36. Diğer taraftan açıkça dayanaktan yoksun olmadığı ve kabul edilemezliğine karar verilmesini gerektirecek başka bir nedeni de bulunmadığı anlaşılan mahkemeye erişim hakkının ihlal edildiğine ilişkin başvurunun kabul edilebilir olduğuna karar verilmesi gerekir.

2. Esas Yönünden
a. Hakkın Kapsamı ve Müdahalenin Varlığı

37. Anayasa’nın 36. maddesinin birinci fıkrasında, herkesin yargı mercileri önünde davacı veya davalı olarak iddiada bulunma ve savunma hakkına sahip olduğu belirtilmiştir. Dolayısıyla mahkemeye erişim hakkı, Anayasa’nın 36. maddesinde güvence altına alınan hak arama özgürlüğünün bir unsurudur. Diğer yandan Anayasa’nın 36. maddesine adil yargılanma ibaresinin eklenmesine ilişkin gerekçede, Türkiye’nin taraf olduğu uluslararası sözleşmelerce de güvence altına alınan adil yargılanma hakkının madde metnine dâhil edildiği vurgulanmıştır (Özbakım Özel Sağlık Hiz. İnş. Tur. San. ve Tic. Ltd. Şti., B. No: 2014/13156, 20/4/2017,§ 34).

38. Anayasa’nın 36. maddesinde güvence altına alınan hak arama özgürlüğü, bir temel hak olmanın yanında diğer temel hak ve özgürlüklerden gereken şekilde yararlanmayı ve bunların korunmasını sağlayan en etkili güvencelerden biridir. Bu bakımdan davanın bir mahkeme tarafından görülebilmesi ve kişinin adil yargılanma hakkı kapsamına giren güvencelerden faydalanabilmesi için ilk olarak kişiye iddialarını ortaya koyma imkânının tanınması gerekir. Diğer bir ifadeyle dava yoksa adil yargılanma hakkının sağladığı güvencelerden yararlanmak mümkün olmaz (Mohammed Aynosah, B. No: 2013/8896, 23/2/2016, § 33).

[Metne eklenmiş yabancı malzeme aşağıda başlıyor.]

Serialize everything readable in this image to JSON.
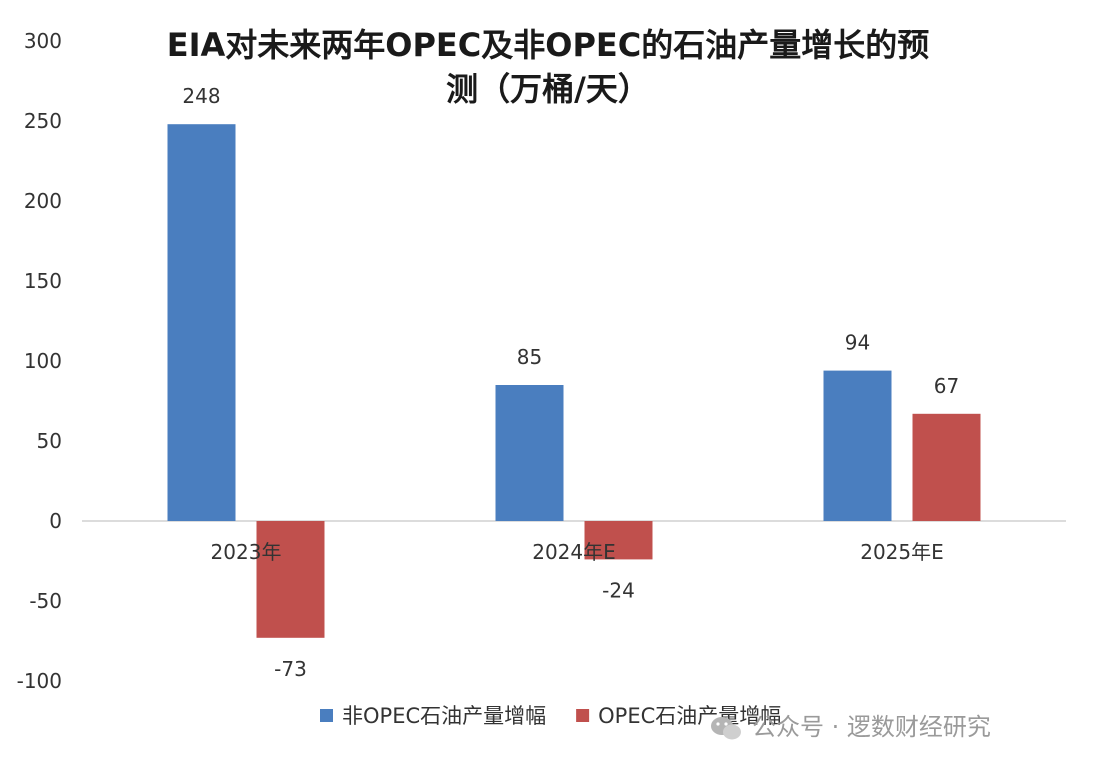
{
  "chart_data": {
    "type": "bar",
    "title_line1": "EIA对未来两年OPEC及非OPEC的石油产量增长的预",
    "title_line2": "测（万桶/天）",
    "categories": [
      "2023年",
      "2024年E",
      "2025年E"
    ],
    "series": [
      {
        "name": "非OPEC石油产量增幅",
        "color": "#4a7ebf",
        "values": [
          248,
          85,
          94
        ]
      },
      {
        "name": "OPEC石油产量增幅",
        "color": "#c0504d",
        "values": [
          -73,
          -24,
          67
        ]
      }
    ],
    "ylim": [
      -100,
      300
    ],
    "yticks": [
      300,
      250,
      200,
      150,
      100,
      50,
      0,
      -50,
      -100
    ],
    "grid": false,
    "legend_position": "bottom"
  },
  "watermark": {
    "text": "公众号 · 逻数财经研究",
    "icon": "wechat-icon"
  }
}
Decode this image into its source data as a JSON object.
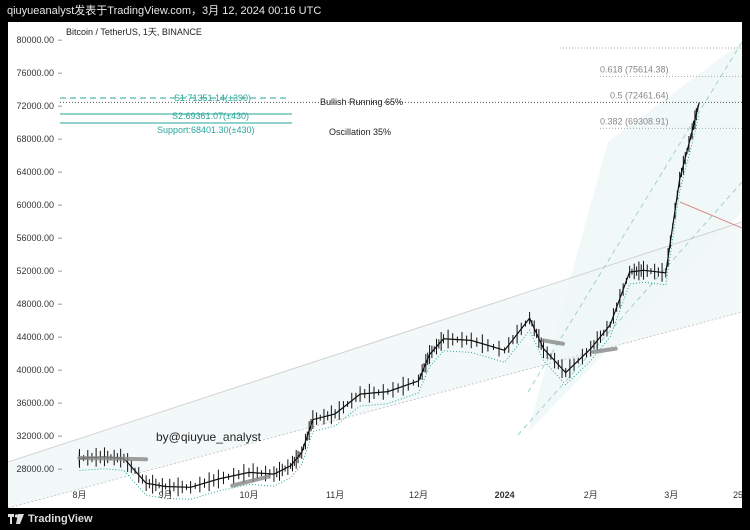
{
  "header": {
    "caption": "qiuyueanalyst发表于TradingView.com，3月 12, 2024 00:16 UTC"
  },
  "symbol": {
    "title": "Bitcoin / TetherUS, 1天, BINANCE"
  },
  "watermark": "by@qiuyue_analyst",
  "footer": {
    "brand": "TradingView"
  },
  "colors": {
    "up": "#111111",
    "down": "#111111",
    "accent": "#26a69a",
    "fib": "#888888",
    "channel": "#cccccc"
  },
  "annotations": {
    "s1": "S1:71351.14(±390)",
    "s2": "S2:69361.07(±430)",
    "support": "Support:68401.30(±430)",
    "bullish": "Bullish Running 65%",
    "oscillation": "Oscillation 35%"
  },
  "fib_levels": [
    {
      "label": "0.618 (75614.38)",
      "value": 75614.38
    },
    {
      "label": "0.5 (72461.64)",
      "value": 72461.64
    },
    {
      "label": "0.382 (69308.91)",
      "value": 69308.91
    }
  ],
  "chart_data": {
    "type": "line",
    "title": "Bitcoin / TetherUS, 1天, BINANCE",
    "y_ticks": [
      "80000.00",
      "76000.00",
      "72000.00",
      "68000.00",
      "64000.00",
      "60000.00",
      "56000.00",
      "52000.00",
      "48000.00",
      "44000.00",
      "40000.00",
      "36000.00",
      "32000.00",
      "28000.00"
    ],
    "x_ticks": [
      "8月",
      "9月",
      "10月",
      "11月",
      "12月",
      "2024",
      "2月",
      "3月",
      "25"
    ],
    "ylim": [
      24500,
      82200
    ],
    "x": [
      "2023-08-01",
      "2023-08-10",
      "2023-08-17",
      "2023-08-25",
      "2023-09-01",
      "2023-09-10",
      "2023-09-20",
      "2023-10-01",
      "2023-10-10",
      "2023-10-16",
      "2023-10-20",
      "2023-10-24",
      "2023-11-01",
      "2023-11-10",
      "2023-11-20",
      "2023-12-01",
      "2023-12-05",
      "2023-12-10",
      "2023-12-20",
      "2024-01-01",
      "2024-01-10",
      "2024-01-15",
      "2024-01-23",
      "2024-02-01",
      "2024-02-08",
      "2024-02-15",
      "2024-02-20",
      "2024-02-28",
      "2024-03-04",
      "2024-03-08",
      "2024-03-11"
    ],
    "series": [
      {
        "values": [
          29300,
          29500,
          29300,
          26300,
          25900,
          25800,
          26800,
          27600,
          27400,
          28400,
          30000,
          34000,
          34700,
          37100,
          37400,
          38700,
          41900,
          43800,
          43600,
          42400,
          46300,
          42600,
          39700,
          42600,
          45500,
          51900,
          52100,
          51800,
          63100,
          68300,
          72400
        ]
      }
    ]
  }
}
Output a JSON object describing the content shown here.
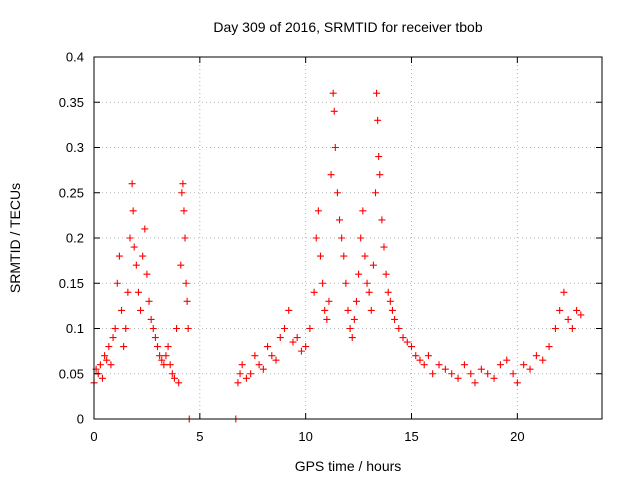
{
  "chart_data": {
    "type": "scatter",
    "title": "Day 309 of 2016, SRMTID for receiver tbob",
    "xlabel": "GPS time / hours",
    "ylabel": "SRMTID / TECUs",
    "xlim": [
      0,
      24
    ],
    "ylim": [
      0,
      0.4
    ],
    "xticks": [
      0,
      5,
      10,
      15,
      20
    ],
    "xtick_labels": [
      "0",
      "5",
      "10",
      "15",
      "20"
    ],
    "yticks": [
      0,
      0.05,
      0.1,
      0.15,
      0.2,
      0.25,
      0.3,
      0.35,
      0.4
    ],
    "ytick_labels": [
      "0",
      "0.05",
      "0.1",
      "0.15",
      "0.2",
      "0.25",
      "0.3",
      "0.35",
      "0.4"
    ],
    "grid": true,
    "marker": "+",
    "color": "#ff0000",
    "series": [
      {
        "name": "SRMTID",
        "x": [
          0.0,
          0.1,
          0.2,
          0.3,
          0.4,
          0.5,
          0.6,
          0.7,
          0.8,
          0.9,
          1.0,
          1.1,
          1.2,
          1.3,
          1.4,
          1.5,
          1.6,
          1.7,
          1.8,
          1.85,
          1.9,
          2.0,
          2.1,
          2.2,
          2.3,
          2.4,
          2.5,
          2.6,
          2.7,
          2.8,
          2.9,
          3.0,
          3.1,
          3.2,
          3.3,
          3.4,
          3.5,
          3.6,
          3.7,
          3.8,
          3.9,
          4.0,
          4.1,
          4.15,
          4.2,
          4.25,
          4.3,
          4.35,
          4.4,
          4.45,
          4.5,
          6.7,
          6.8,
          6.9,
          7.0,
          7.2,
          7.4,
          7.6,
          7.8,
          8.0,
          8.2,
          8.4,
          8.6,
          8.8,
          9.0,
          9.2,
          9.4,
          9.6,
          9.8,
          10.0,
          10.2,
          10.4,
          10.5,
          10.6,
          10.7,
          10.8,
          10.9,
          11.0,
          11.1,
          11.2,
          11.3,
          11.35,
          11.4,
          11.5,
          11.6,
          11.7,
          11.8,
          11.9,
          12.0,
          12.1,
          12.2,
          12.3,
          12.4,
          12.5,
          12.6,
          12.7,
          12.8,
          12.9,
          13.0,
          13.1,
          13.2,
          13.3,
          13.35,
          13.4,
          13.45,
          13.5,
          13.6,
          13.7,
          13.8,
          13.9,
          14.0,
          14.1,
          14.2,
          14.4,
          14.6,
          14.8,
          15.0,
          15.2,
          15.4,
          15.6,
          15.8,
          16.0,
          16.3,
          16.6,
          16.9,
          17.2,
          17.5,
          17.8,
          18.0,
          18.3,
          18.6,
          18.9,
          19.2,
          19.5,
          19.8,
          20.0,
          20.3,
          20.6,
          20.9,
          21.2,
          21.5,
          21.8,
          22.0,
          22.2,
          22.4,
          22.6,
          22.8,
          23.0
        ],
        "y": [
          0.04,
          0.055,
          0.05,
          0.06,
          0.045,
          0.07,
          0.065,
          0.08,
          0.06,
          0.09,
          0.1,
          0.15,
          0.18,
          0.12,
          0.08,
          0.1,
          0.14,
          0.2,
          0.26,
          0.23,
          0.19,
          0.17,
          0.14,
          0.12,
          0.18,
          0.21,
          0.16,
          0.13,
          0.11,
          0.1,
          0.09,
          0.08,
          0.07,
          0.065,
          0.06,
          0.07,
          0.08,
          0.06,
          0.05,
          0.045,
          0.1,
          0.04,
          0.17,
          0.25,
          0.26,
          0.23,
          0.2,
          0.15,
          0.13,
          0.1,
          0.0,
          0.0,
          0.04,
          0.05,
          0.06,
          0.045,
          0.05,
          0.07,
          0.06,
          0.055,
          0.08,
          0.07,
          0.065,
          0.09,
          0.1,
          0.12,
          0.085,
          0.09,
          0.075,
          0.08,
          0.1,
          0.14,
          0.2,
          0.23,
          0.18,
          0.15,
          0.12,
          0.11,
          0.13,
          0.27,
          0.36,
          0.34,
          0.3,
          0.25,
          0.22,
          0.2,
          0.18,
          0.15,
          0.12,
          0.1,
          0.09,
          0.11,
          0.13,
          0.16,
          0.2,
          0.23,
          0.18,
          0.15,
          0.14,
          0.12,
          0.17,
          0.25,
          0.36,
          0.33,
          0.29,
          0.27,
          0.22,
          0.19,
          0.16,
          0.14,
          0.13,
          0.12,
          0.11,
          0.1,
          0.09,
          0.085,
          0.08,
          0.07,
          0.065,
          0.06,
          0.07,
          0.05,
          0.06,
          0.055,
          0.05,
          0.045,
          0.06,
          0.05,
          0.04,
          0.055,
          0.05,
          0.045,
          0.06,
          0.065,
          0.05,
          0.04,
          0.06,
          0.055,
          0.07,
          0.065,
          0.08,
          0.1,
          0.12,
          0.14,
          0.11,
          0.1,
          0.12,
          0.115
        ]
      }
    ]
  }
}
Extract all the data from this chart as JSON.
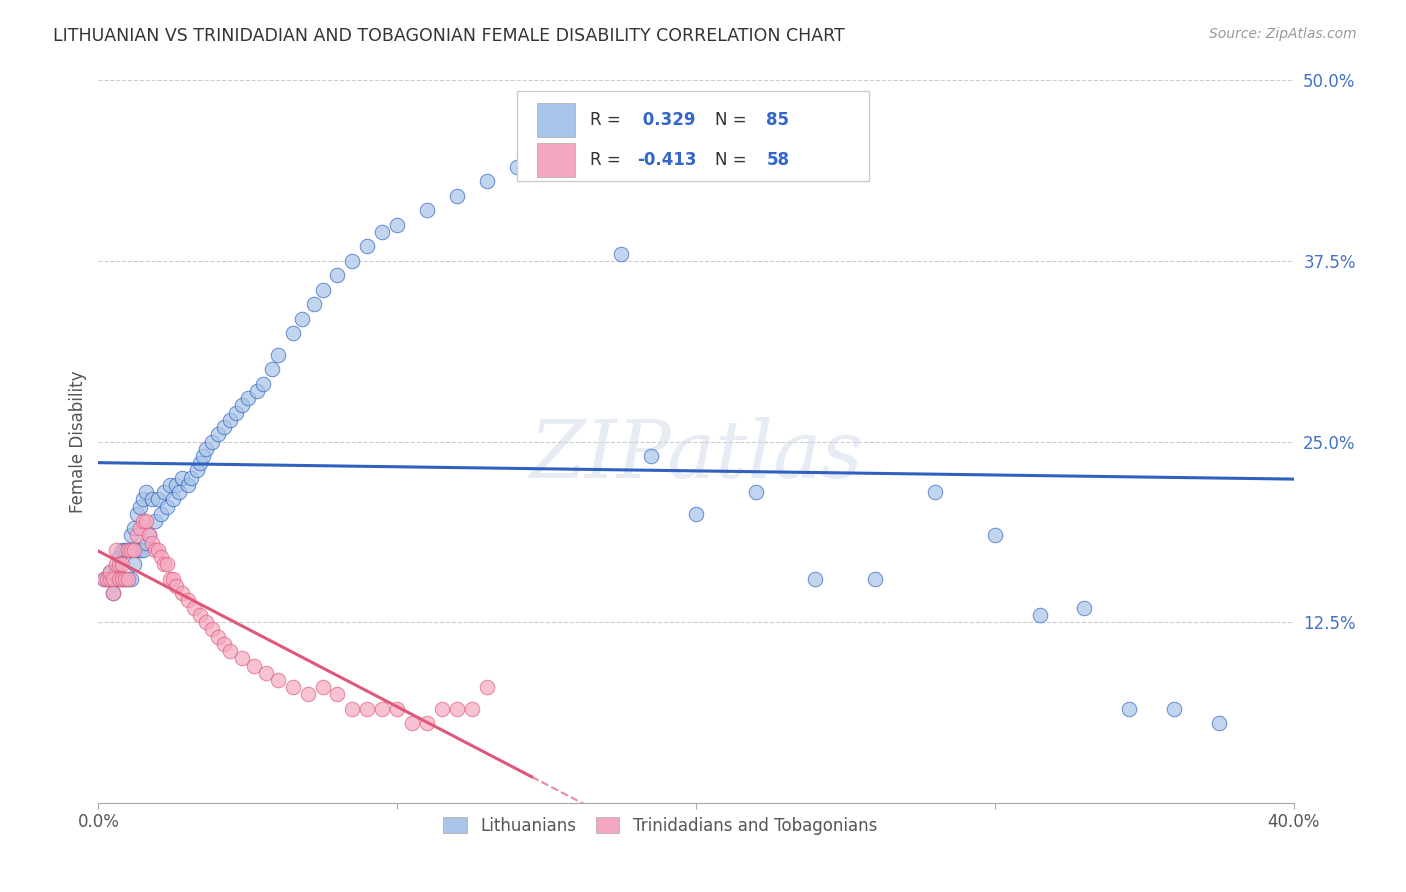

39. Anayasa Mahkemesi, bireysel başvuru kapsamında yaptığı değerlendirmelerde mahkemeye erişim hakkının bir uyuşmazlığı mahkeme önüne taşıyabilmek ve uyuşmazlığın etkili bir şekilde karara bağlanmasını isteyebilmek anlamına geldiğini ifade etmiştir (Özkan Şen, B. No: 2012/791, 7/11/2013, § 52).

40. Bireylere menfaatlerini etkileyen işlemlere karşı dava açabilmelerinin yanı sıra üçüncü şahıslarca açılmış ve doğrudan taraf olmadıkları ancak sonucu itibarıyla menfaatlerini etkileyen bir davada iddia ve savunmalarını dile getirebilmeleri amacıyla davaya katılma imkânının sağlanması da mahkemeye erişim hakkı kapsamında değerlendirilmesi gereken güvencelerden biridir. Bu itibarla bir davanın sonucundan menfaati etkilenecek kişilerin bu yargılama hakkında bilgi sahibi olabilmelerine, uyuşmazlığın çözümü için gerekli ve sonuca etkili olduğunu düşündükleri hususlarda açıklamada bulunabilmelerine, iddialarını ispata yönelik delil sunabilmelerine imkân sağlanması gerekir. Bu husus aynı zamanda yargı mercilerinin tüm verileri dikkate alıp değerlendirme yaptıktan sonra gerekçeli karar vermesini sağlayacağından silahların eşitliği ve çelişmeli yargılama ilkesi ile de ilgilidir. Nitekim 6100 sayılı Kanun’un 27. maddesinde, mahkemeye erişim hakkının güvenceleriyle örtüşür nitelikte bir düzenleme getirilerek davanın taraflarının yanı sıra müdahiller ve yargılamanın diğer ilgililerinin de kendi hakları ile bağlantılı olarak hukuki dinlenilme hakkına sahip oldukları belirtilmiştir. Dolayısıyla mahkeme; davanın taraflarına, müdahillere, yargılamanın diğer ilgililerine savunma hakkını kullanma imkânı vermeden davanın esasıyla ilgili değerlendirme yapamayacaktır (Yusuf Bilin, B. No: 2014/14498, 26/12/2017, § 44; benzer yöndeki değerlendirmeler için bkz. Mehmet Ali Bedir ve Tevfik Günay, B. No:2013/4073, 21/1/2016, § 35).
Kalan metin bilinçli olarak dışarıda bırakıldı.